The RFModel stores the RandomForestModel, and the featureIndex and featureCategoricalIntMap:

1
2
3
4
5
6
7
class RFModel(
  val forest: RandomForestModel,
  val featureIndex: Map[String, Int],
  val featureCategoricalIntMap: Map[String, Map[String, Int]]
) extends Serializable {
  ...
}

predict(...)

predict is called when you send a JSON query to http://localhost:8000/queries.json. PredictionIO converts the query, such as '{ "landingPageId" : "example.com/page9", "referrerId" : "referrer10.com", "browser": "Firefox" }' to the Query class you defined previously in Engine.scala.

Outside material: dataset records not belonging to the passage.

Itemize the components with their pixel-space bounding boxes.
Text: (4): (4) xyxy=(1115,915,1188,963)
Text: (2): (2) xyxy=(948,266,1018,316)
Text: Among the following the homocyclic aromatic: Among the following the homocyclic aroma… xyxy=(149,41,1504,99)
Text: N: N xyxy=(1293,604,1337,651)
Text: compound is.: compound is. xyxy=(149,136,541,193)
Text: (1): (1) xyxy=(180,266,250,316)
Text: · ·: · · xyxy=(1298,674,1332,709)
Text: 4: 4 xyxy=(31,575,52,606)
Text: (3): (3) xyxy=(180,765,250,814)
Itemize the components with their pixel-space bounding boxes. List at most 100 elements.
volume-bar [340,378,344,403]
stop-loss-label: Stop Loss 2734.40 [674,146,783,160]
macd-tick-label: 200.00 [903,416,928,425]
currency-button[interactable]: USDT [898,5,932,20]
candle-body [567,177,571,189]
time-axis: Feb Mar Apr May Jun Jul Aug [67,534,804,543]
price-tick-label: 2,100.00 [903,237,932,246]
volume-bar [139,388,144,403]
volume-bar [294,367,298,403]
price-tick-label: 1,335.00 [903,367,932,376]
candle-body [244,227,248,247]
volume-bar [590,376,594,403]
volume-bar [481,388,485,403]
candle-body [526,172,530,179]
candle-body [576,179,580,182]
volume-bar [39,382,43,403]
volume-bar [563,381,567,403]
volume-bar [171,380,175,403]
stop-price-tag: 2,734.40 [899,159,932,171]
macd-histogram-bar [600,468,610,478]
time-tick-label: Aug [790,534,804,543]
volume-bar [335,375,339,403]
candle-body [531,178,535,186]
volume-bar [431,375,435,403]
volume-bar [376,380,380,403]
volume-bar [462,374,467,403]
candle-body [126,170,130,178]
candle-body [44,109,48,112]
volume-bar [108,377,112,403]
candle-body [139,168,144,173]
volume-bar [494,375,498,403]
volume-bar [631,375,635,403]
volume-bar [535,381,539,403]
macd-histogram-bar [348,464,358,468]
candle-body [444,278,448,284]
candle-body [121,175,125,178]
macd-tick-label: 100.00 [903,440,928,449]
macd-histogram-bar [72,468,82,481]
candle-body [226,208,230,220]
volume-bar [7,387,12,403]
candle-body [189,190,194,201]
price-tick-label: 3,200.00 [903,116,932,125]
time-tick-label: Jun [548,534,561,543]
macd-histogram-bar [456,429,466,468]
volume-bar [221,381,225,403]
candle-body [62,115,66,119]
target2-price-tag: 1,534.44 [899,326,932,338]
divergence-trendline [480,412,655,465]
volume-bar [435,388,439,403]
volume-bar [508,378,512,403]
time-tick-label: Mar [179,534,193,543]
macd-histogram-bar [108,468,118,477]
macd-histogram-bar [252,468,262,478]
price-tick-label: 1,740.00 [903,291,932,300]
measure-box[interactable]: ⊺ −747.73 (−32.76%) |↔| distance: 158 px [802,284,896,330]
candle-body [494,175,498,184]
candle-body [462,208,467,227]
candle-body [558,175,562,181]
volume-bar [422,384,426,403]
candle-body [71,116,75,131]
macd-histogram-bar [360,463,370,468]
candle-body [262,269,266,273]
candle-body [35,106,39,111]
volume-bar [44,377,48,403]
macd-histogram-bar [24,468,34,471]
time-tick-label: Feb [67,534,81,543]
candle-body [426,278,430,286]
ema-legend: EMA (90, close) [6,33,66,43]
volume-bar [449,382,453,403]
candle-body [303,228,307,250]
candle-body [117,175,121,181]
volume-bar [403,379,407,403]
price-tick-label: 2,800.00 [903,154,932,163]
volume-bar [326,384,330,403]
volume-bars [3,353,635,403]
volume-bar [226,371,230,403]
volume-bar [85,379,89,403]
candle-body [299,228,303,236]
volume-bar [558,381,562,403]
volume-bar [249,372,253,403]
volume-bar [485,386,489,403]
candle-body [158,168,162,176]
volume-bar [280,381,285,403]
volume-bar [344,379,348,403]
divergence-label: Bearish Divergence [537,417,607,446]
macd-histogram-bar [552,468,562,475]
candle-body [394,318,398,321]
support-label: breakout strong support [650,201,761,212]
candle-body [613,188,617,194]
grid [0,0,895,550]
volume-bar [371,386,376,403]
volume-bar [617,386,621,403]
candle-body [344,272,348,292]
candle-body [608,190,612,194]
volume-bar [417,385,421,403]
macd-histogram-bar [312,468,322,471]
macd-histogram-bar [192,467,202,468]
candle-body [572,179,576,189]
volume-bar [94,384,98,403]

The predict() function does the following:

  1. convert the Query to the required feature vector input
  2. use the RandomForestModel to predict the probability of conversion given this feature.
1
2
3
4
5
6
7
8
9
10
11
12
13
14
15
16
17
18
19
20
21
22
23
24
25
26
27
28
29
30
31
32
33
34
35
36
37
38
39
40
41
42
43
44
45
46
47
48
49
  ...

  def predict(model: RFModel, query: Query): PredictedResult = {

    val featureIndex = model.featureIndex
    val featureCategoricalIntMap = model.featureCategoricalIntMap

    val landingPageId = query.landingPageId
    val referrerId = query.referrerId
    val browser = query.browser

    // look up categorical feature Int for landingPageId
    val landingFeature = lookupCategoricalInt(
      featureCategoricalIntMap = featureCategoricalIntMap,
      feature = "landingPage",
      value = landingPageId,
      default = ""
    ).toDouble


    // look up categorical feature Int for referrerId
    val referrerFeature = lookupCategoricalInt(
      featureCategoricalIntMap = featureCategoricalIntMap,
      feature = "referrer",
      value = referrerId,
      default = ""
    ).toDouble

    // look up categorical feature Int for brwoser
    val browserFeature = lookupCategoricalInt(
      featureCategoricalIntMap = featureCategoricalIntMap,
      feature = "browser",
      value = browser,
      default = ""
    ).toDouble

    // create feature Array
    val feature = new Array[Double](model.featureIndex.size)
    feature(featureIndex("landingPage")) = landingFeature
    feature(featureIndex("referrer")) = referrerFeature
    feature(featureIndex("browser")) = browserFeature

    val score = model.forest.predict(Vectors.dense(feature))
    new PredictedResult(score)
  }

  ...

PredictionIO passes the returned PredictedResult object to Serving.

Serving

The serve method of class Serving processes predicted result. It is also responsible for combining multiple predicted results into one if you have more than one predictive model. Serving then returns the final predicted result. PredictionIO will convert it to a JSON response automatically.

In MyLeadScoring/src/main/scala/Serving.scala,

1
2
3
4
5
6
7
8
9
10
class Serving extends LServing[Query, PredictedResult] {

  @transient lazy val logger = Logger[this.type]

  override
  def serve(query: Query,
    predictedResults: Seq[PredictedResult]): PredictedResult = {
    predictedResults.head
  }
}

When you send a JSON query to http://localhost:8000/queries.json, PredictedResult from all models will be passed to serve as a sequence, i.e. Seq[PredictedResult].

An engine can train multiple models if you specify more than one Algorithm component in object LeadScoringEngine inside Engine.scala and the corresponding parameters in engine.json. Since only one algorithm is implemented by default, this Seq contains one element.